Les membres de l’UFEX ne sont pas opposés à une contribution pour assurer le financement des infrastructures routières. Nous estimons que les revenus tirés de certaines d’entre elles pourraient avoir vocation à financer des solutions plus respectueuses de l’environnement (achat de véhicules propres) ou les infrastructures permettant leur déploiement (micro-dépôts urbains, etc.). Ces contributions ne doivent cependant pas créer des distorsions de concurrence entre les acteurs sur le territoire.

L’UFEX appelle toutefois à la plus grande prudence sur la manière dont ces contributions sont conçues. En effet, il est absolument nécessaire de s’assurer qu’elles ne créent aucune distorsion de concurrence entre les acteurs sur le territoire mais également avec les acteurs installés dans d’autres pays.
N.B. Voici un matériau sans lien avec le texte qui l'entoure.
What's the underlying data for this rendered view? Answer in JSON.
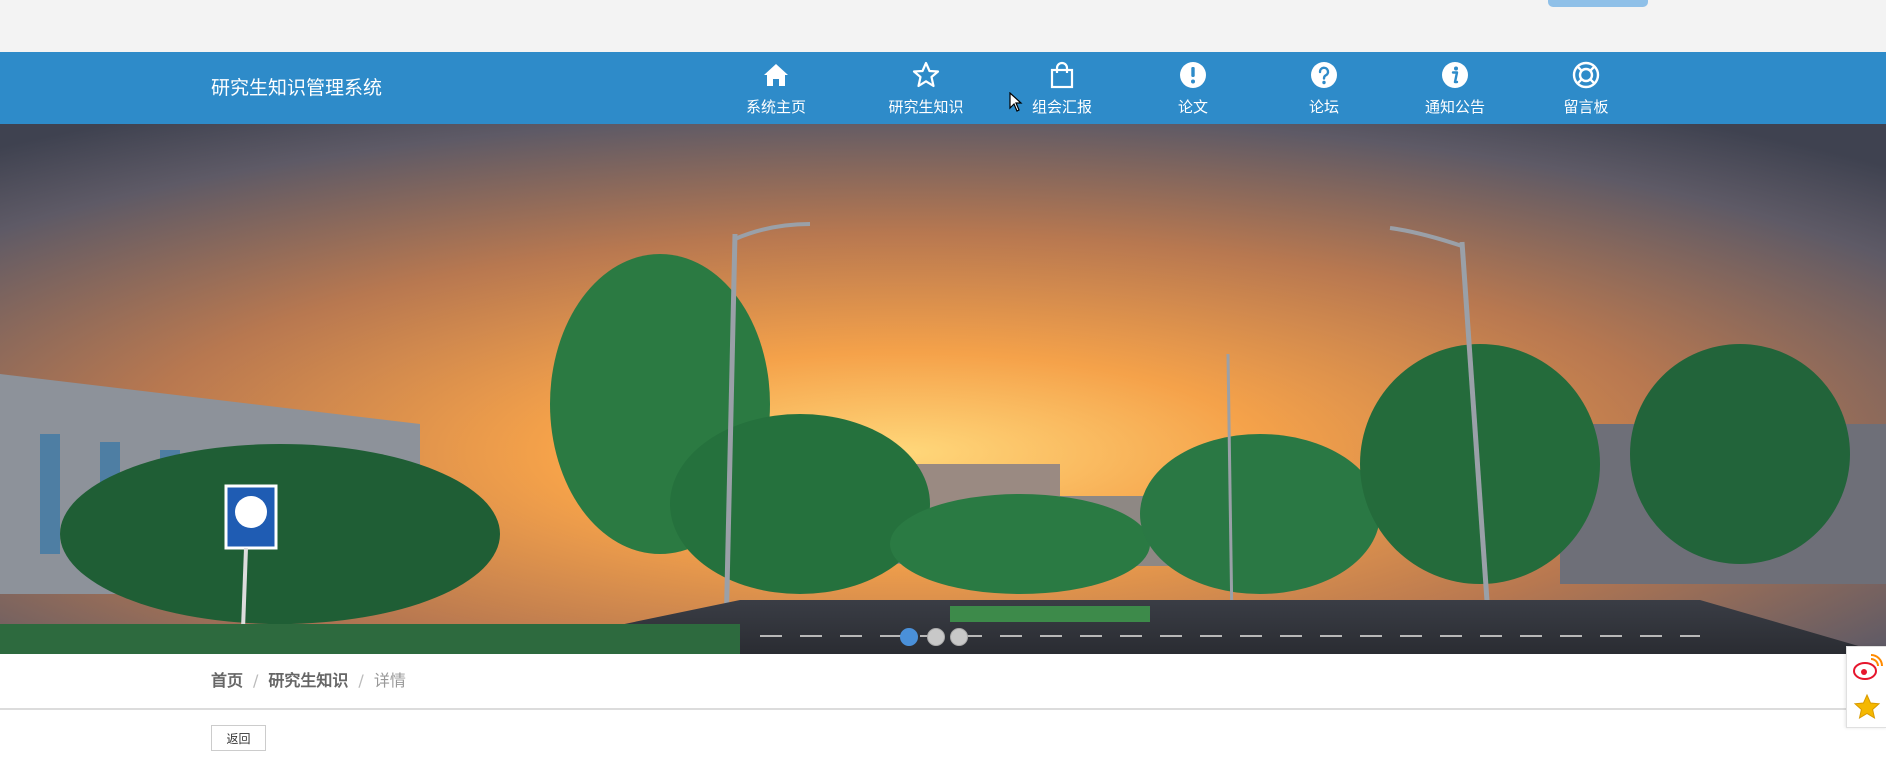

L’association souhaite également sensibiliser le Gouvernement et le législateur sur la nécessité de prévenir toute forme de complexité afin d’éviter que celles-ci soient répercutées sur nos clients.

Parmi les options à l’étude par le Gouvernement pour garantir la contribution du transport routier au financement des infrastructures, l’UFEX considère la vignette écologique (ou vignette temporelle) comme étant la mesure la plus simple, la plus efficace et la moins coûteuse tant pour l’Etat que pour les entreprises. A contrario, l’écotaxe demeure incomprise et inadaptée pour un grand nombre d’acteurs. Sa complexité et la volonté d’imposer la manière dont ses membres devaient la répercuter sur ses clients était un problème majeur pour nos entreprises et leurs clients.